Zwischen Frust und Hoffnung
Charlys Pub und Ankes Home of Hair Wilhelm-Bockelmann-Straße in Munster liegen nur wenige Schritte auseinander. Der Friseursalon von Anke Reimers darf nach zehn Wochen wieder öffnen, die Kneipe von Marco Tews bleibt nach fünf Monaten im Lockdown auch weiter geschlossen. Bei dem Paar zeigen sich die Auswirkungen der Coronakrise, die sich zwischen Zuversicht und Wut bewegen.
Mut bewies Reimers, als sie sich mitten in der Coronakrise dazu entschloss, ihren Traum zu verwirklichen und sich nach 35 Jahren im Geschäft mit einem eigenen Salon selbstständig zu machen. „Die Idee entstand im April 2020 im ersten Lockdown, als der Laden frei wurde“, erinnert sich die 53-Jährige. Natürlich sei es ein Risiko, mitten in der Pandemie den Schritt in die Selbstständigkeit zu wagen, doch da das Gebäude ihrem Lebenspartner Marco Tews gehört und sie direkt obendrüber wohnen, habe es sich einfach angeboten und sie die Chance genutzt. Es sei auc gut angelaufen, als sie den Salon im Oktober mit drei Angestellten eröffnete. Doch schon nach zehn Wochen kam dann der Lockdown. Mit der angekündigten Schließung Mitte Dezember zeigten sie und ihr Team noch einmal vollen Einsatz, um alle Kunden für Weihnachten bedienen zu können. „Wir haben von 7 bis 22 Uhr gearbeitet. Das war der Wahnsinn“, so Reimers. Auch bei ihr hätten Kunden nachgefragt, ob sie privat trotzdem die Haare schneiden würde. „Das haben wir aber nicht gemacht.“
Jetzt aber, nach ebenfalls zehn Wochen im Lockdown wollen sie wieder loslegen. Seit der Ankündigung, dass die Friseure am 1. März wieder öffnen dürfen, „steht das Telefon nicht mehr still“. Zusätzlich hat Reimers und ihr Team alle Kunden angerufen und über die Öffnung informiert. „Das sehe ich als Serviceleistung“, erklärt sie. Den Einsatz ihrer Mitarbeiter wolle sie auf jeden Fall belohnen mit der steuerfreien Coronaprämie für Personal. Damit am heutigen Montag wieder frisiert werden kann, müssen verschärfte Auflagen erfüllt werden. Neben den medizinischen Masken, müssen die Kunden nur noch draußen warten und es gibt eine Begrenzung der Personen für eine bestimmte Quadratmeterzahl. Die Vorfreude ist dennoch groß. Termine in Ankes Home of Hair sind vier Wochen ausgebucht. „Da wird einiges auf uns zukommen“, ahnt Reimers angesichts der langen haarigen Durststrecke.
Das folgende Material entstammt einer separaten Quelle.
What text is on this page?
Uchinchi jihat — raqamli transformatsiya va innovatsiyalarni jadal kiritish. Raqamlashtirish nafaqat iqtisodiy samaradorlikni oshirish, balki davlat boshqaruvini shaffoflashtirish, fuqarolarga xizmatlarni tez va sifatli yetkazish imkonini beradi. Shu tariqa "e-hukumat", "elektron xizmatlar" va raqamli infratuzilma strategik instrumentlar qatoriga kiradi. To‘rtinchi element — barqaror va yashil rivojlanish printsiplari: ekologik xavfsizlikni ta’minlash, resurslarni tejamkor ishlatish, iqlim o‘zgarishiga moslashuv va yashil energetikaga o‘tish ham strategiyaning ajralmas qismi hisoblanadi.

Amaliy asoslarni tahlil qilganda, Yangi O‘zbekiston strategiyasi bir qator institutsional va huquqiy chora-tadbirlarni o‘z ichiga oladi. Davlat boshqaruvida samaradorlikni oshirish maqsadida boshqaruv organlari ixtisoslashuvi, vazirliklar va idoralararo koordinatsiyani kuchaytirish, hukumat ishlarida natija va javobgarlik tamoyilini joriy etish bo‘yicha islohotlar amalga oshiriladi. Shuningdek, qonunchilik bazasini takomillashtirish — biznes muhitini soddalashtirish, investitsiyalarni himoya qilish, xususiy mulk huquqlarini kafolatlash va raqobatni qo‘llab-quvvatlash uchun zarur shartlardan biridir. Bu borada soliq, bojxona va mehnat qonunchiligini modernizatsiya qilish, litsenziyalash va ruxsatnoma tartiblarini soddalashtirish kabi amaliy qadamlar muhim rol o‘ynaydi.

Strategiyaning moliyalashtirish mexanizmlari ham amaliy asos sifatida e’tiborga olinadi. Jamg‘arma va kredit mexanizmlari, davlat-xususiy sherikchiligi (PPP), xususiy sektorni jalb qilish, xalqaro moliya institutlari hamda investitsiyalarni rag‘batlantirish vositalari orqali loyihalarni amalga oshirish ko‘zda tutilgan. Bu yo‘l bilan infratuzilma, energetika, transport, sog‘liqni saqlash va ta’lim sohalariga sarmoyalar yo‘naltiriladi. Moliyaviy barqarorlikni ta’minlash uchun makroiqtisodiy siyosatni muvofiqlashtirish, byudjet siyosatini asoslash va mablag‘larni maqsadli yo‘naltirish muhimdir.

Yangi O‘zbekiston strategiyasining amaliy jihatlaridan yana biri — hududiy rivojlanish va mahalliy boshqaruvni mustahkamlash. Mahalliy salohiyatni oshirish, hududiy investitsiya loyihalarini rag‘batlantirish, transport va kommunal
Nach fünf Monaten wächst die Verzweiflung
Unterstützt bei den Kontaktzetteln wird sie von ihrem Partner Tews, der froh ist, etwas zu tun zu haben. Denn wann er seine Kneipe gleich nebenan wieder öffnen kann, bleibt weiter unklar. „Es ist langsam zum Verzweifeln“, macht er seinem Ärger Luft. Er befürchtet, dass es sich langsam einschleichen könnte, und die Kneipenszene am Ende nicht mehr gebraucht werde. November- und Dezemberhilfe habe er mittlerweile bekommen. Doch von den 75 Prozent des Vorjahresgewinns blieben nach Abzug von Kurzarbeitergeld und Gehalt für den Steuerberater nur noch 42 Prozent über. Die Überbrückungshilfe habe er beantragt, doch von diesen 90 Prozent müsse er aber 100 Prozent Betriebskosten bezahlen. Tews könne zwar auf Rücklagen zurückgreifen, die waren aber eigentlich für die Altersvorsorge gedacht.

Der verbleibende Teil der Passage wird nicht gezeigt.